Рядом с пирамидальным памятникам из черного лабрадорита Боковым еще сохраняется семейная усыпальница, заваленная мусором: бетонированный подвал с пустыми нишами для гробов, перекрытый таким же сводом по «системе Менье», как тогда называли непрерывный железобетон. Один и:з рода Боковых — Ермий Гаврилович, гласный Городской Думы, в 1913— 1914 годах прилагал немало усилий для создания в Новочеркасске художественного музея. Он вел переписку с Н. Н. Дубовским и, в конечном счете, в том, что коллекция произведений нашего замечательного земляка и его товарищей-передвижников оказалась в родном городе, есть и его заслуга. Это ему адресованы такие признательные слова из письма Дубовского от 1 марта 1914 года: «каждое частное сведение бывает связано с Вашим именем, как лица, вообще, сделавшего уже много для культуры нашей родины. Вот именно только и нужно, чтобы на месте кто-нибудь протянул этому просветительному зерну сильную руку»...
О каждом из этих людей, их добрых помыслах и делах можно, наверное, рассказать немало. И становится нестерпимо стыдно за поруганную память о них. «Мир праху твоему...», — начертано на могильных камнях. Увы! — покой им только снился.
Нельзя не сказать и о другой неугасающей тенденции по отношению к старым памятникам, которую иначе, как узурпаторством, не назовешь. Это приспособление их под современные надгробия. Конечно, можно счистить старую надпись и вместо нее начертать новую, можно, не Испортив зеркальную полировку лабрадорита, рядом с именем сотника или статского советника выбить другую фамилию, но какова будет память о погребенном здесь человеке?

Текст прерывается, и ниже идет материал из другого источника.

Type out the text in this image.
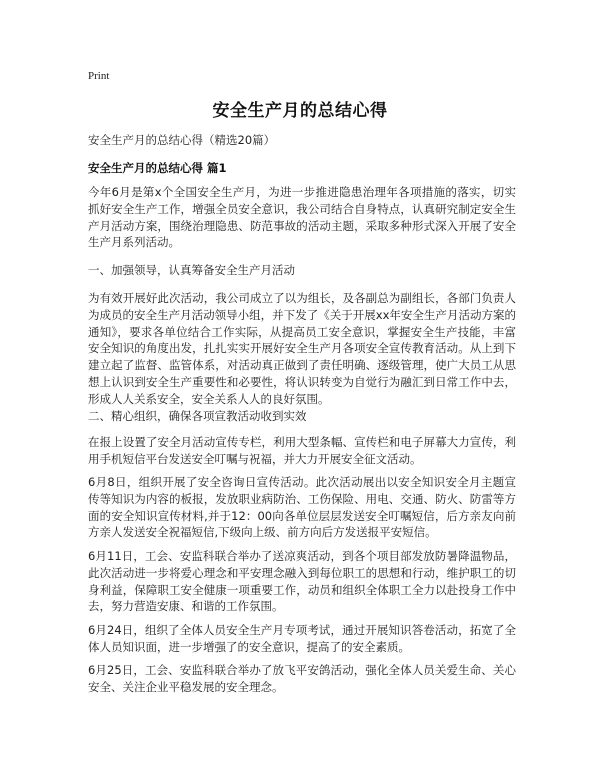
Print
安全生产月的总结心得
安全生产月的总结心得（精选20篇）
安全生产月的总结心得 篇1
今年6月是第x个全国安全生产月，为进一步推进隐患治理年各项措施的落实，切实抓好安全生产工作，增强全员安全意识，我公司结合自身特点，认真研究制定安全生产月活动方案，围绕治理隐患、防范事故的活动主题，采取多种形式深入开展了安全生产月系列活动。
一、加强领导，认真筹备安全生产月活动
为有效开展好此次活动，我公司成立了以为组长，及各副总为副组长，各部门负责人为成员的安全生产月活动领导小组，并下发了《关于开展xx年安全生产月活动方案的通知》，要求各单位结合工作实际，从提高员工安全意识，掌握安全生产技能，丰富安全知识的角度出发，扎扎实实开展好安全生产月各项安全宣传教育活动。从上到下建立起了监督、监管体系，对活动真正做到了责任明确、逐级管理，使广大员工从思想上认识到安全生产重要性和必要性，将认识转变为自觉行为融汇到日常工作中去，形成人人关系安全，安全关系人人的良好氛围。
二、精心组织，确保各项宣教活动收到实效
在报上设置了安全月活动宣传专栏，利用大型条幅、宣传栏和电子屏幕大力宣传，利用手机短信平台发送安全叮嘱与祝福，并大力开展安全征文活动。
6月8日，组织开展了安全咨询日宣传活动。此次活动展出以安全知识安全月主题宣传等知识为内容的板报，发放职业病防治、工伤保险、用电、交通、防火、防雷等方面的安全知识宣传材料,并于12：00向各单位层层发送安全叮嘱短信，后方亲友向前方亲人发送安全祝福短信,下级向上级、前方向后方发送报平安短信。
6月11日，工会、安监科联合举办了送凉爽活动，到各个项目部发放防暑降温物品，此次活动进一步将爱心理念和平安理念融入到每位职工的思想和行动，维护职工的切身利益，保障职工安全健康一项重要工作，动员和组织全体职工全力以赴投身工作中去，努力营造安康、和谐的工作氛围。
6月24日，组织了全体人员安全生产月专项考试，通过开展知识答卷活动，拓宽了全体人员知识面，进一步增强了的安全意识，提高了的安全素质。
6月25日，工会、安监科联合举办了放飞平安鸽活动，强化全体人员关爱生命、关心安全、关注企业平稳发展的安全理念。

Досадно, что такой перелицованный старый памятник установлен и на могиле бывшего главного архитектора города Николая Яковлевича Гладких (1900—1958). Традиционная ступенчатая форма обелиска из черного лабрадорита, вместо сбитого креста, завершена... железной пятиконечной звездой. Досадно потому, что архитектора отличало уважительное, тактичное отношение к исторической застройке Новочеркасска, его памятникам. Об этом свидетельствуют и его постройки: арочный вход в городской парк со стороны исполкома, крылья ротонды перед его главной аллеей.
Стоят прислоненные к обезглавленным постаментам (безымянные кресты и плиты из черного лабрадорита, дожидаясь предприимчивых дельцов и состоятельных заказчиков. Но ни тем, ни другим не следует торопиться, потому что следы явного грабительства в любом случае скрыть не удастся. Слишком легко узнается происхождение камня: не та философия жизни, нет сейчас в достатке такого природного материала, да и мастерства, вкуса в его отделке. Так что лучше уж вернуть все это на старые места. Нужно поднатужиться и создать новое, не обворовывая предков, ибо тем самым мы обворовываем самих себя.
Переосмысление отечественной истории, возрождение духовности и уважения к человеческой личности вселяют надежду, что в конце концов дойдет дело и до наведения порядка на старом кладбище. Иначе нам никогда не выбраться из ямы нищеты духа и опустошенности.